Risk Roundup for January and February 2019

Our first Risk Roundup of 2019 kicks off with two major regulation fines impacting the tech and energy industries. Then it’s off to Washington for a federal shutdown and across the pond for a Brexit update. All together, these Jan-Feb events reflect the power and influence of regulations and governments on risk.

Google fined nearly $57 million for GDPR violations
In January, France’s data protection regulator, CNIL, issued Google the largest-to-date fine for failing to comply with GDPR. In so doing, Google became the first major tech company fined for violating the EU regulation designed to protect individuals’ data privacy. In its statement, CNIL said Google showed users personalized ads without properly obtaining consent.

NERC jolts energy company for NERC-CIP infractions
The North American Electric Reliability Corporation (NERC) recently fined an energy company $10 million for over 100 violations to the regulatory authority’s Critical Infrastructure Protection (CIP) standards. It’s the biggest fine NERC has ever handed out for CIP violations. Hopefully, this news is a wakeup call for all energy firms to revisit how they manage compliance and risk, whether it’s NERC-CIP or another regulation.

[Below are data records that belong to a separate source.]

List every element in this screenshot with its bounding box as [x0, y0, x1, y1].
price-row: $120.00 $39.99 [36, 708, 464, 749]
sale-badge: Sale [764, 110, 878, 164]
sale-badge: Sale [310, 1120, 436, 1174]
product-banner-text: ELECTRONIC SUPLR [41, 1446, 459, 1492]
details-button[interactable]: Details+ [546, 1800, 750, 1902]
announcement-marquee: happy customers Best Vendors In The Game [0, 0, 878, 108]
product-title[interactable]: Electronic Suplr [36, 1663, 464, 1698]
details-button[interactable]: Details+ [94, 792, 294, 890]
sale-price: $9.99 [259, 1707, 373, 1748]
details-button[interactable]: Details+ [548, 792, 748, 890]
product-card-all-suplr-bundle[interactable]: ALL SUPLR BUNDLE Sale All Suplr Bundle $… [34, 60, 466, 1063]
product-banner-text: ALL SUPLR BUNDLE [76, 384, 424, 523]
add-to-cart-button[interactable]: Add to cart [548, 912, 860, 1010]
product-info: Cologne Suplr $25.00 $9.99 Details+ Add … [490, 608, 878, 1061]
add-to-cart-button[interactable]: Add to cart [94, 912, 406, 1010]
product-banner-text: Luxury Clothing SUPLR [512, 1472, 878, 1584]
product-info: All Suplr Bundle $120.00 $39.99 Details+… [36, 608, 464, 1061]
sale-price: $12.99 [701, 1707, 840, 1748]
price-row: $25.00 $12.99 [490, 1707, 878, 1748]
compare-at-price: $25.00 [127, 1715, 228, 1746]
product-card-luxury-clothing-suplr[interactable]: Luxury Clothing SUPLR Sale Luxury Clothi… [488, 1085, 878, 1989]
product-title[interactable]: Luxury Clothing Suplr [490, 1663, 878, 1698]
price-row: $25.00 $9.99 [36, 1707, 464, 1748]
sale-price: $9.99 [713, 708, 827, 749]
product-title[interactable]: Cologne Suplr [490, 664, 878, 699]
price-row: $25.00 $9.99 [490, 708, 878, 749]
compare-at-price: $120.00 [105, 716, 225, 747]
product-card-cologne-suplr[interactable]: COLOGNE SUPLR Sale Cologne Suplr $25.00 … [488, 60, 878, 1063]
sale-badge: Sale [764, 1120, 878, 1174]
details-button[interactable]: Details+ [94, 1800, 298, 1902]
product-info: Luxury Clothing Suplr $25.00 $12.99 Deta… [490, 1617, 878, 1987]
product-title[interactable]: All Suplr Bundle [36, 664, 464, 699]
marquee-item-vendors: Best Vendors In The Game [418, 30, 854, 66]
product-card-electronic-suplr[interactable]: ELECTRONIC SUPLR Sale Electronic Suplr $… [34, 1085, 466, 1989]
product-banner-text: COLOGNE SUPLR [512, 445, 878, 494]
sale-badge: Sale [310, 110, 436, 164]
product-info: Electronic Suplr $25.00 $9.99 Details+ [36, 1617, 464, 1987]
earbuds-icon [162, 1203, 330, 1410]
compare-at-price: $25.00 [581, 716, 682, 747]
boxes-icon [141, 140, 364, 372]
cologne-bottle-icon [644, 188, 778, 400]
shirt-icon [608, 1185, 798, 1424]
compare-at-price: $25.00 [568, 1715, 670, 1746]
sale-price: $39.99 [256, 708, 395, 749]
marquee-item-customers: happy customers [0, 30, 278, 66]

Federal shutdown makes business riskier
The longest government shutdown in U.S. history disrupted the operations of federal agencies and furloughing federal workers. How does this impact business risk? Imagine taking commercial flights and arriving late to meetings because of a shortage of TSA agents at security check-in. There was also the case of businesses experiencing payment delays from government contractors. Depending on the operational impact of delayed payments, a company might have to take on additional risk like lowering standards for new customers.

Brexit delay?
In late February, the UK government made its first announcement that it is considering options for delaying Brexit. A March 13 vote to approve the UK leaving the EU without a deal on March 29 will decide the delay’s fate. An approval leads to Brexit; disapproval opens the door to a delay. Either way, uncertainty is bad for consumer confidence and bad for business. Negative ratings could force companies into higher interest payments or restrict them from financial instruments that require high credit ratings.

That’s it for this edition of Risk Roundup. We’ll be back in May with a roundup of notable risks from March and April.